“Adoration” : la terreur de l’infiltration islamiste

Des films post 11 septembre, « Adoration » est probablement le plus sophistiqué et le plus intelligent : au terme d’une compétition marquée par beaucoup de films moyens, le dernier long métrage du Canadien Atom Egoyan (à gauche sur la photo) pourrait bien figurer au palmarès du 61ème Festival de Cannes.
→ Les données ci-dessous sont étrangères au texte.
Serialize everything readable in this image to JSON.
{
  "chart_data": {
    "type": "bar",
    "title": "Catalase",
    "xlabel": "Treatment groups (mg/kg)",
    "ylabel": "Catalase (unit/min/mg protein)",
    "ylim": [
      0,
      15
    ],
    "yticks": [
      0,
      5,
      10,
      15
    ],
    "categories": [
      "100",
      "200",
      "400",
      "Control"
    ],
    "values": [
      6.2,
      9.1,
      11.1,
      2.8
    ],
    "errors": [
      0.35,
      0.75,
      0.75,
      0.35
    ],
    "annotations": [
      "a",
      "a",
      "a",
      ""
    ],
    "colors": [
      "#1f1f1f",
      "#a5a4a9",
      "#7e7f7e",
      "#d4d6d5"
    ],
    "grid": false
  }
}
Simon est un adolescent d’aujourd’hui. Il chatte sur Internet avec plusieurs interlocuteurs simultanés, en vidéo. Sauf que Simon raconte de drôles de trucs : sa mère se serait fait pincer un jour dans un aéroport alors qu’elle était enceinte de lui. Dans son sac, une bombe placée à son insu. Le père de Simon serait donc un terroriste sans cœur, capable de liquider froidement sa femme et son fils. Et Simon un miraculé. Cette histoire embrase les forums. D’autres personnes veulent témoigner qu’elles aussi reviennent des morts. Etre victime, voilà l’un des meilleurs moyens d’exister dans l’espace social  et médiatique ! « Nous avons poussé le statut de victime au stade où il nous rend aveugle à la souffrance des autres », proteste une internaute, au milieu d’un flot de réactions épidermiques.

Le problème, c’est que Simon a tout inventé : cette histoire n’est que le prétexte d’un exercice théâtral dans lequel l’a poussé sa prof (Arsinée Khandjian, plus troublante que jamais). Et Simon s’est pris au jeu car le doute subsiste sur son propre père : a-t-il tué délibérément sa mère sur la route quelques années plus tôt, en se jetant contre un camion ?

Comme la vérité, chaque film d’Atom Egoyan est un puzzle à l’issue incertaine. Le réalisateur assemble délicatement les pièces pour faire émerger le sens de ce qui paraît au départ totalement confus. Egoyan est un Canadien d’origine arménienne, né au Caire. Il s’est intéressé depuis toujours à la quête identitaire, au métissage des hommes comme à celui des images. Elle prend ici un tour passionnant, tant la figure du père se dérobe. Qu’évoque un Moyen-oriental dans l’Amérique du Nord aujourd’hui ? Le cheval de Troie ! La menace d’un virus islamique dont certains pensent contenir la propagation à coup de certitudes culturelles tranchées ! Et de quel secours peuvent être les images captées par les bidules électroniques dans la construction de soi ? A rien, tant elles véhiculent surtout des balivernes. A la fin du film, Simon brûle son Nokia. Egoyan a trouvé la distance nécessaire pour faire ressentir ce péril de l’infiltration qui hante les sociétés occidentales. Et ce repos des morts qui plonge les vivants dans une inquiétude que rien n’apaise. C’est son meilleur film depuis « De beaux lendemains ».